Here’s a taste of what our traditional, earned and social media activity has looked like: Canada Action has engaged an online community of more than 190,000 Canadians, all of whom want to celebrate our country and promote responsible and robust exonomic development balanced with environmental protection, this always has been and always will be the Canadian way. We have more than 44,000 engaged followers on Facebook, 4,000 on Instagram and a big email list, making us the most ‘liked’ energy advocacy pages in Canada on Facebook, Instagram and Twitter.

Our Twitter reach is equally strong. A Huffington Post article that I published on behalf of Canada Action was the most shared oil sands article ever published online, as well as being the most widely circulated Alberta HuffPo article of 2014.

People are beginning to take note. We’ve gained some major media traction, having been featured on CTV, Global and CBC Radio and in the National Post, Vancouver Sun, and Calgary Herald. New requests for content and interviews have become a daily occurrence, and we are working hard to keep up with them, despite our relatively small size.
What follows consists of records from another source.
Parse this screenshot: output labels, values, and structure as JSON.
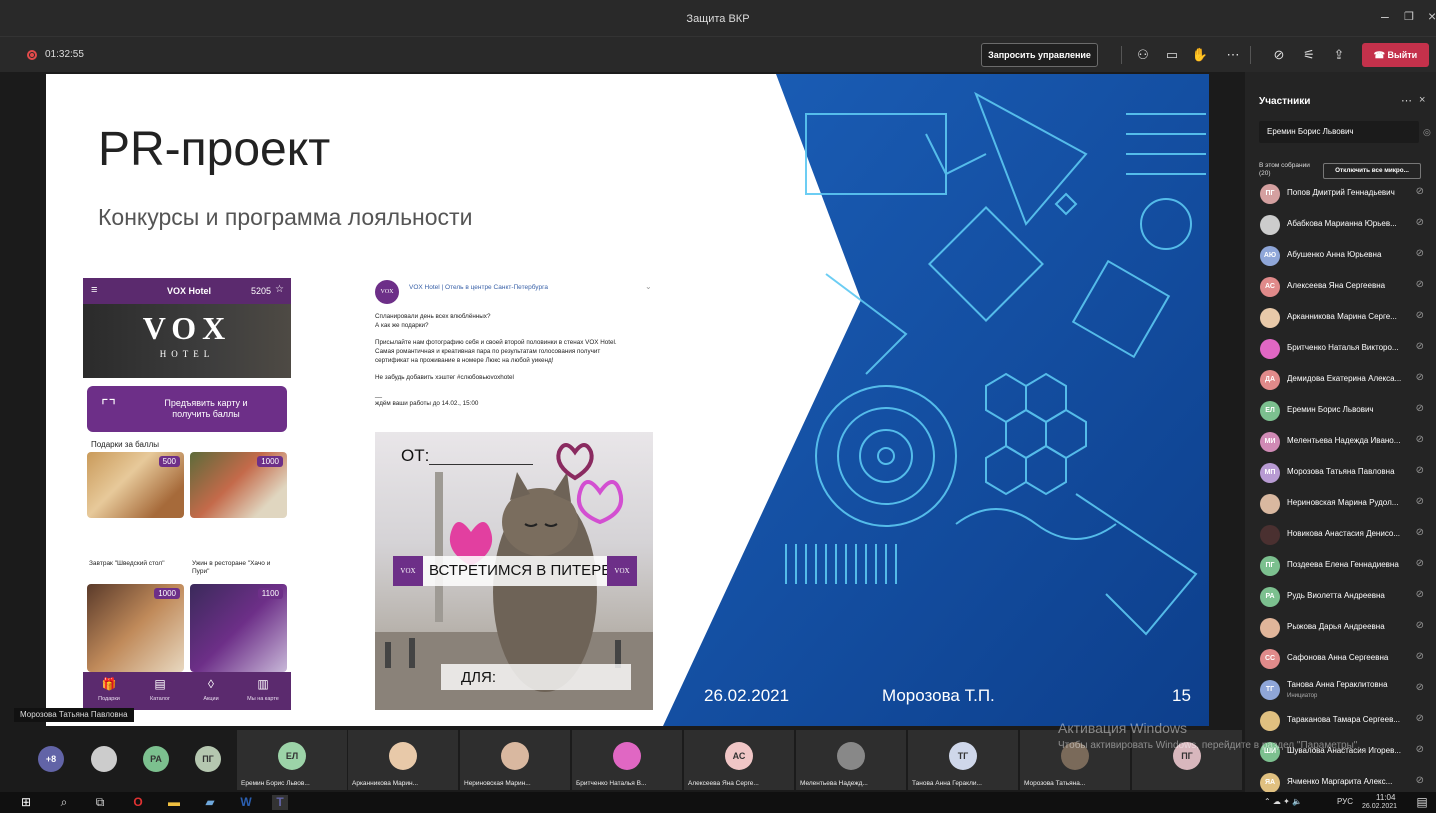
{
  "window": {
    "title": "Защита ВКР"
  },
  "toolbar": {
    "rec_time": "01:32:55",
    "request_control": "Запросить управление",
    "leave": "Выйти"
  },
  "slide": {
    "title": "PR-проект",
    "subtitle": "Конкурсы и программа лояльности",
    "date": "26.02.2021",
    "author": "Морозова Т.П.",
    "page": "15",
    "app": {
      "hotel": "VOX Hotel",
      "points": "5205",
      "logo_big": "VOX",
      "logo_small": "HOTEL",
      "card_line1": "Предъявить карту и",
      "card_line2": "получить баллы",
      "gifts_title": "Подарки за баллы",
      "gifts": [
        {
          "price": "500",
          "caption": "Завтрак \"Шведский стол\""
        },
        {
          "price": "1000",
          "caption": "Ужин в ресторане \"Хачо и Пури\""
        },
        {
          "price": "1000",
          "caption": ""
        },
        {
          "price": "1100",
          "caption": ""
        }
      ],
      "nav": [
        "Подарки",
        "Каталог",
        "Акции",
        "Мы на карте"
      ]
    },
    "post": {
      "avatar": "VOX",
      "name": "VOX Hotel | Отель в центре Санкт-Петербурга",
      "line1": "Спланировали день всех влюблённых?",
      "line2": "А как же подарки?",
      "line3": "Присылайте нам фотографию себя и своей второй половинки в стенах VOX Hotel.",
      "line4": "Самая романтичная и креативная пара по результатам голосования получит",
      "line5": "сертификат на проживание в номере Люкс на любой уикенд!",
      "line6": "Не забудь добавить хэштег #слюбовьюvoxhotel",
      "line7": "__",
      "line8": "ждём ваши работы до 14.02., 15:00",
      "ot": "ОТ:",
      "banner": "ВСТРЕТИМСЯ В ПИТЕРЕ",
      "dla": "ДЛЯ:",
      "vox_mini": "VOX"
    }
  },
  "presenter_tag": "Морозова Татьяна Павловна",
  "panel": {
    "title": "Участники",
    "search_value": "Еремин Борис Львович",
    "section": "В этом собрании (20)",
    "mute_all": "Отключить все микро...",
    "participants": [
      {
        "initials": "ПГ",
        "name": "Попов Дмитрий Геннадьевич",
        "color": "#d4a0a0",
        "sub": ""
      },
      {
        "initials": "",
        "name": "Абабкова Марианна Юрьев...",
        "color": "#cccccc",
        "sub": ""
      },
      {
        "initials": "АЮ",
        "name": "Абушенко Анна Юрьевна",
        "color": "#8fa6d8",
        "sub": ""
      },
      {
        "initials": "АС",
        "name": "Алексеева Яна Сергеевна",
        "color": "#e08a8a",
        "sub": ""
      },
      {
        "initials": "",
        "name": "Арканникова Марина Серге...",
        "color": "#e8c9a9",
        "sub": ""
      },
      {
        "initials": "",
        "name": "Бритченко Наталья Викторо...",
        "color": "#e067c3",
        "sub": ""
      },
      {
        "initials": "ДА",
        "name": "Демидова Екатерина Алекса...",
        "color": "#e08a8a",
        "sub": ""
      },
      {
        "initials": "ЕЛ",
        "name": "Еремин Борис Львович",
        "color": "#7cc08f",
        "sub": ""
      },
      {
        "initials": "МИ",
        "name": "Мелентьева Надежда Ивано...",
        "color": "#d08ab5",
        "sub": ""
      },
      {
        "initials": "МП",
        "name": "Морозова Татьяна Павловна",
        "color": "#b89bd3",
        "sub": ""
      },
      {
        "initials": "",
        "name": "Нериновская Марина Рудол...",
        "color": "#d9b8a0",
        "sub": ""
      },
      {
        "initials": "",
        "name": "Новикова Анастасия Денисо...",
        "color": "#4a3030",
        "sub": ""
      },
      {
        "initials": "ПГ",
        "name": "Поздеева Елена Геннадиевна",
        "color": "#7cc08f",
        "sub": ""
      },
      {
        "initials": "РА",
        "name": "Рудь Виолетта Андреевна",
        "color": "#7cc08f",
        "sub": ""
      },
      {
        "initials": "",
        "name": "Рыжова Дарья Андреевна",
        "color": "#e0b59a",
        "sub": ""
      },
      {
        "initials": "СС",
        "name": "Сафонова Анна Сергеевна",
        "color": "#e08a8a",
        "sub": ""
      },
      {
        "initials": "ТГ",
        "name": "Танова Анна Гераклитовна",
        "color": "#8fa6d8",
        "sub": "Инициатор"
      },
      {
        "initials": "",
        "name": "Тараканова Тамара Сергеев...",
        "color": "#e0c080",
        "sub": ""
      },
      {
        "initials": "ШИ",
        "name": "Шувалова Анастасия Игорев...",
        "color": "#7cc08f",
        "sub": ""
      },
      {
        "initials": "ЯА",
        "name": "Ячменко Маргарита Алекс...",
        "color": "#e0c080",
        "sub": ""
      }
    ]
  },
  "strip": {
    "more": "+8",
    "small": [
      {
        "initials": "",
        "color": "#cccccc"
      },
      {
        "initials": "РА",
        "color": "#7cc08f"
      },
      {
        "initials": "ПГ",
        "color": "#b5c7b0"
      }
    ],
    "tiles": [
      {
        "initials": "ЕЛ",
        "name": "Еремин Борис Львов...",
        "color": "#9cd3a8"
      },
      {
        "initials": "",
        "name": "Арканникова Марин...",
        "color": "#e8c9a9"
      },
      {
        "initials": "",
        "name": "Нериновская Марин...",
        "color": "#d9b8a0"
      },
      {
        "initials": "",
        "name": "Бритченко Наталья В...",
        "color": "#e067c3"
      },
      {
        "initials": "АС",
        "name": "Алексеева Яна Серге...",
        "color": "#f0c6c6"
      },
      {
        "initials": "",
        "name": "Мелентьева Надежд...",
        "color": "#888888"
      },
      {
        "initials": "ТГ",
        "name": "Танова Анна Геракли...",
        "color": "#cfd7ea"
      },
      {
        "initials": "",
        "name": "Морозова Татьяна...",
        "color": "#7a6a5a"
      },
      {
        "initials": "ПГ",
        "name": "",
        "color": "#d8b7bd"
      }
    ]
  },
  "watermark": {
    "line1": "Активация Windows",
    "line2": "Чтобы активировать Windows, перейдите в раздел \"Параметры\"."
  },
  "taskbar": {
    "lang": "РУС",
    "time": "11:04",
    "date": "26.02.2021"
  }
}
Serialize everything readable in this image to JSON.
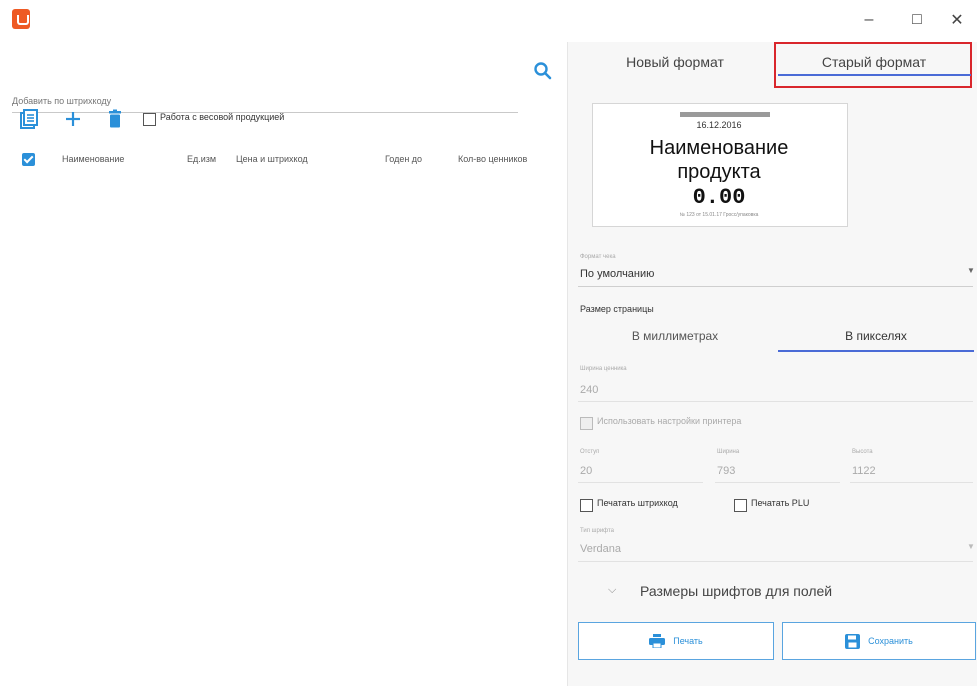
{
  "window": {
    "minimize": "–",
    "maximize": "□",
    "close": "✕"
  },
  "left": {
    "search_placeholder": "Добавить по штрихкоду",
    "weight_checkbox_label": "Работа с весовой продукцией",
    "columns": [
      "Наименование",
      "Ед.изм",
      "Цена и штрихкод",
      "Годен до",
      "Кол-во ценников"
    ]
  },
  "right": {
    "tabs": [
      "Новый формат",
      "Старый формат"
    ],
    "preview": {
      "date": "16.12.2016",
      "name_line1": "Наименование",
      "name_line2": "продукта",
      "price": "0.00",
      "footer": "№ 123 от 15.01.17 Гросс/упаковка"
    },
    "format_label": "Формат чека",
    "format_value": "По умолчанию",
    "page_size_label": "Размер страницы",
    "subtabs": [
      "В миллиметрах",
      "В пикселях"
    ],
    "width_label": "Ширина ценника",
    "width_value": "240",
    "use_printer_label": "Использовать настройки принтера",
    "field_labels": [
      "Отступ",
      "Ширина",
      "Высота"
    ],
    "field_values": [
      "20",
      "793",
      "1122"
    ],
    "print_barcode_label": "Печатать штрихкод",
    "print_plu_label": "Печатать PLU",
    "font_label": "Тип шрифта",
    "font_value": "Verdana",
    "font_sizes_label": "Размеры шрифтов для полей",
    "print_button": "Печать",
    "save_button": "Сохранить"
  },
  "colors": {
    "accent": "#2b90d9",
    "tab_highlight": "#d9262c",
    "app_icon": "#ee5a24"
  }
}
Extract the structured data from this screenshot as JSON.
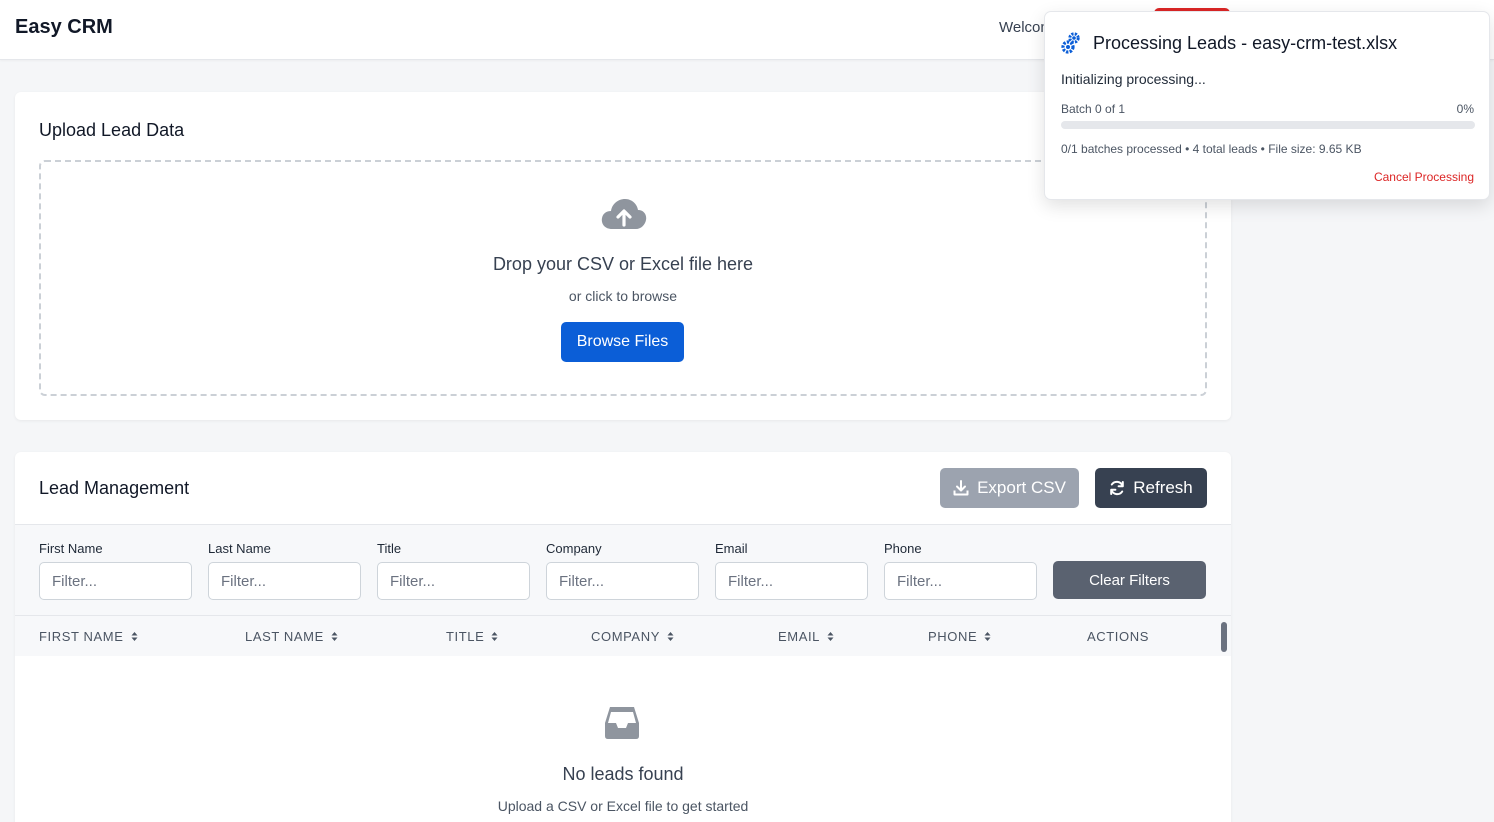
{
  "navbar": {
    "brand": "Easy CRM",
    "welcome": "Welcome"
  },
  "upload": {
    "title": "Upload Lead Data",
    "drop_text": "Drop your CSV or Excel file here",
    "sub_text": "or click to browse",
    "browse_label": "Browse Files"
  },
  "leads": {
    "title": "Lead Management",
    "export_label": "Export CSV",
    "refresh_label": "Refresh",
    "filters": [
      {
        "label": "First Name",
        "placeholder": "Filter..."
      },
      {
        "label": "Last Name",
        "placeholder": "Filter..."
      },
      {
        "label": "Title",
        "placeholder": "Filter..."
      },
      {
        "label": "Company",
        "placeholder": "Filter..."
      },
      {
        "label": "Email",
        "placeholder": "Filter..."
      },
      {
        "label": "Phone",
        "placeholder": "Filter..."
      }
    ],
    "clear_label": "Clear Filters",
    "columns": [
      "FIRST NAME",
      "LAST NAME",
      "TITLE",
      "COMPANY",
      "EMAIL",
      "PHONE",
      "ACTIONS"
    ],
    "empty_title": "No leads found",
    "empty_sub": "Upload a CSV or Excel file to get started"
  },
  "popup": {
    "title": "Processing Leads - easy-crm-test.xlsx",
    "status": "Initializing processing...",
    "batch": "Batch 0 of 1",
    "percent": "0%",
    "progress": 0,
    "stats": "0/1 batches processed • 4 total leads • File size: 9.65 KB",
    "cancel_label": "Cancel Processing"
  },
  "colors": {
    "primary": "#0b5ed7",
    "danger": "#dc2626",
    "dark": "#374151",
    "muted": "#9ca3af"
  }
}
In part, the success comes from the fact we point out regularly that the intense hostility leveled at the oil sands is not borne out by the numbers. Dirtiest oil? Not in Alberta. You’d have to look to the Placerita oilfield, just outside of Los Angeles, where North America’s dirtiest oil is produced.

Twelve other California oilfields also produce oil that creates more upstream greenhouse gasses than Alberta’s oil. In 2010 a single American coal plant generated carbon dioxide equivalent to 75 per cent of that emitted by the entire Alberta oil sands.

While we’re on the subject, the world’s dirtiest oil is Brass Crude from Nigeria, which produces more than four times the GHG emissions of Canadian oil. China is another major source of emissions, producing more GHGs in a single day than the growth of 25 years of Canadian oil sands development.

To put the issue in even greater context, Canada is responsible for about 1.6 per cent of global GHG emissions. The oil sands are responsible for .15 per cent of global GHGs. That’s not a typo; it’s an infinitesimal number.

We all know Fort McMurray has nothing to do with the culturally barren story of eco-devastation that some American celebrities tell. We know this because we’ve been there, and because Canada Action benefits from a cadre of passionate local volunteers who live there. They have shown us a Fort McMurray that few get to see on the news or the websites of environmental groups like Forest Ethics or the Natural Resources Defense Council.

Did you know the municipality of Wood Buffalo is home to a dazzling assortment of natural wonders, and Fort Mac itself is more diverse than ever? Not if you get your information from environmental groups.

We are all part of Canada Action. It’s thanks to our organizers and volunteers across the country, but especially in Fort McMurray that our momentum continues to grow and we remain a grassroots organization, concerned primarily with engaging and representing our supporters. We’re working to make canada better for our families and create well paying jobs to support our communities. We want ordinary Canadians to become ambassadors for the resources that contribute to this amazing country, can you spare 5 minutes of your time a few times a week? Email us and become a digital volunteer.

What we don’t see is the intentionally hidden fact that almost every single anti oil sands lobby group and their protests, websites, celebritiy tours and social media accounts are all one tentacle connected to a greater octopus that controls almost all the people, funding and campaigns against the oil sands. This aggressive campaign of big and typically foreign special interest groups that label themselves as “environmentalists” have considerable war chests – some would say as much as $500 million has been spent, and it’s backed by Billionaire foundations from outside Canada. This campaign has been left unchecked for far too long allowing so much incredibly false amd misleading propaganda to become part of the public discussion.